There are some people who I have met at CMG or while working in this field who have become special friends, not just people I see at the conference each year. Cathy Nolan is not only national CMG president this year, she is president of my local CMG group in Northern California and was also instrumental in the process of getting me nominated for this award. We have all learned a lot over the years from Neil Gunther. Neil and I have jointly presented many training classes so I have had plenty of opportunity to learn his material. He has made queuing theory accessible and useful for very many people. Mario Jauvin has been my CMG conference buddy for many years, and for the last three years we have jointly presented the Capacity Planning with Free Tools workshop. Yefim (Fima) Somin encouraged me to attend CMG in the first place, we met in 1994 while working to port BGS Best/1 to Solaris, and we have kept in touch over the years, even though he doesn't get to come to CMG nowadays. Fima and Henry Newman were part of the Universal Measurement Architecture standards body that I joined in 1995, and I have also kept in touch with Henry. We worked to get some of his ideas (like extended system accounting) to be implemented in Solaris. Bob Sneed worked with me at Sun and is now the main contact point and conscience for CMG at Sun.

Outside CMG there are some very significant people I would also like to thank. Brian Wong is one of my closest friends, responsible for getting me to move to the USA in 1993, and is also author of the Capacity Planning and Configuration for Solaris Servers book. Brian introduced me to Rich Pettit, and we worked together for many years to build and extend the SE Toolkit, the vehicle for most of my performance measurement ideas. Allan Packer was the co-author of my first CMG paper on Database Sizing. He knows everything about database performance and wrote the book Configuring and Tuning Databases on the Solaris Platform. We borrowed Allan from Sun's office in Adelaide Australia for a month or two, and he introduced me to Richard McDougall, who we also borrowed from Adelaide.
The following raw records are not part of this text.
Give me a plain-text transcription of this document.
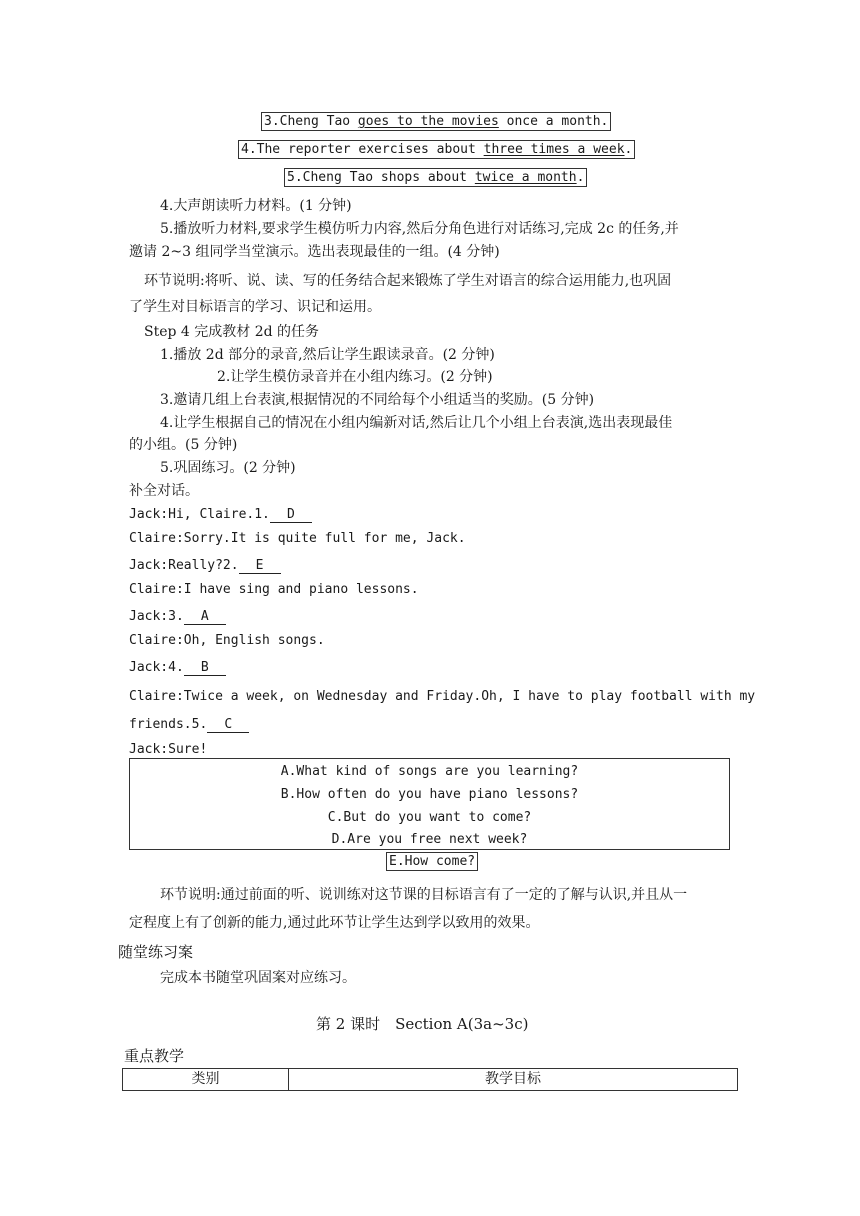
3.Cheng Tao goes to the movies once a month.
4.The reporter exercises about three times a week.
5.Cheng Tao shops about twice a month.
4.大声朗读听力材料。(1 分钟)
5.播放听力材料,要求学生模仿听力内容,然后分角色进行对话练习,完成 2c 的任务,并
邀请 2~3 组同学当堂演示。选出表现最佳的一组。(4 分钟)
环节说明:将听、说、读、写的任务结合起来锻炼了学生对语言的综合运用能力,也巩固
了学生对目标语言的学习、识记和运用。
Step 4 完成教材 2d 的任务
1.播放 2d 部分的录音,然后让学生跟读录音。(2 分钟)
2.让学生模仿录音并在小组内练习。(2 分钟)
3.邀请几组上台表演,根据情况的不同给每个小组适当的奖励。(5 分钟)
4.让学生根据自己的情况在小组内编新对话,然后让几个小组上台表演,选出表现最佳
的小组。(5 分钟)
5.巩固练习。(2 分钟)
补全对话。
Jack:Hi, Claire.1. D
Claire:Sorry.It is quite full for me, Jack.
Jack:Really?2. E
Claire:I have sing and piano lessons.
Jack:3. A
Claire:Oh, English songs.
Jack:4. B
Claire:Twice a week, on Wednesday and Friday.Oh, I have to play football with my
friends.5. C
Jack:Sure!
A.What kind of songs are you learning?
B.How often do you have piano lessons?
C.But do you want to come?
D.Are you free next week?
E.How come?
环节说明:通过前面的听、说训练对这节课的目标语言有了一定的了解与认识,并且从一
定程度上有了创新的能力,通过此环节让学生达到学以致用的效果。
随堂练习案
完成本书随堂巩固案对应练习。
第 2 课时　Section A(3a~3c)
重点教学
类别	教学目标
Allan and Richard both ended up working for Sun's Performance group in California. Richard built the first tools that could measure memory usage, fixed the Solaris 8 memory system, and co-authored the Solaris Internals books. He became a Sun Distinguished Engineer and recently joined VMware as Chief Performance Architect. Jim Mauro is the other author of Solaris Internals, we borrowed him from Sun's New Jersey office a few times before he also joined the performance group full time. Finally Dave Fisk worked with Brian Wong and I at Sun, and became one of my closest friends. He knows more about Unix storage performance than anyone else I've met, and I've called on him many times (he's now a consultant) to help figure out what's really going on.
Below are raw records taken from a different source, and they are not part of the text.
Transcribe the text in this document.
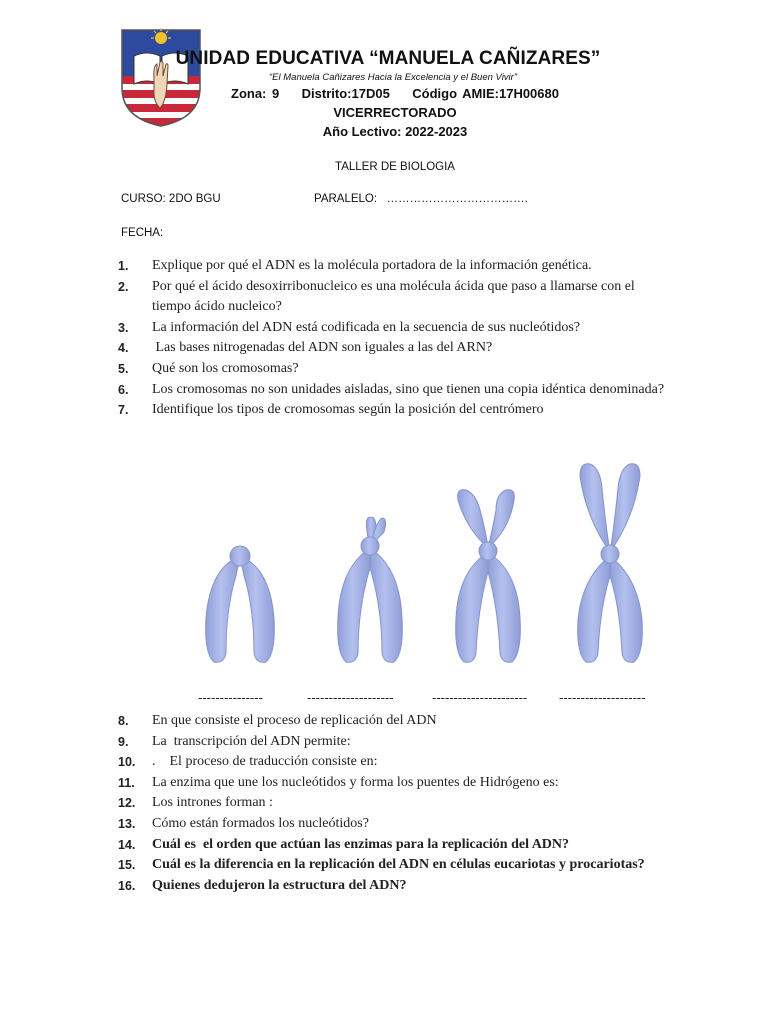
UNIDAD EDUCATIVA “MANUELA CAÑIZARES”
“El Manuela Cañizares Hacia la Excelencia y el Buen Vivir”
Zona: 9    Distrito:17D05    Código AMIE:17H00680
VICERRECTORADO
Año Lectivo: 2022-2023
TALLER DE BIOLOGIA
CURSO: 2DO BGU	PARALELO:   ……………………………….
FECHA:
1.	Explique por qué el ADN es la molécula portadora de la información genética.
2.	Por qué el ácido desoxirribonucleico es una molécula ácida que paso a llamarse con el tiempo ácido nucleico?
3.	La información del ADN está codificada en la secuencia de sus nucleótidos?
4.	Las bases nitrogenadas del ADN son iguales a las del ARN?
5.	Qué son los cromosomas?
6.	Los cromosomas no son unidades aisladas, sino que tienen una copia idéntica denominada?
7.	Identifique los tipos de cromosomas según la posición del centrómero
---------------	--------------------	---------------------- --------------------
8.	En que consiste el proceso de replicación del ADN
9.	La  transcripción del ADN permite:
10.	.    El proceso de traducción consiste en:
11.	La enzima que une los nucleótidos y forma los puentes de Hidrógeno es:
12.	Los intrones forman :
13.	Cómo están formados los nucleótidos?
14.	Cuál es  el orden que actúan las enzimas para la replicación del ADN?
15.	Cuál es la diferencia en la replicación del ADN en células eucariotas y procariotas?
16.	Quienes dedujeron la estructura del ADN?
I would also like to thank my family. My father is a retired Statistics Professor from the University of Hertfordshire (a.k.a. Hatfield Polytechnic) in the UK. He was programming himself in the 1960's and gently encouraged me to tinker with computers from an early age. My son recently graduated with his BSc in Computer Science from the same University, and now works as a project manager at eBay in California. My daughter has just started a degree course in European Literature at Royal Holloway College, London, so I'm no help at all with her assignments :-)  I'm very proud of them. I moved to the USA on my own a few years ago and met my lovely wife Laurel in 2003. I'm very happy that she has also been able to attend CMG with me and meet many of you.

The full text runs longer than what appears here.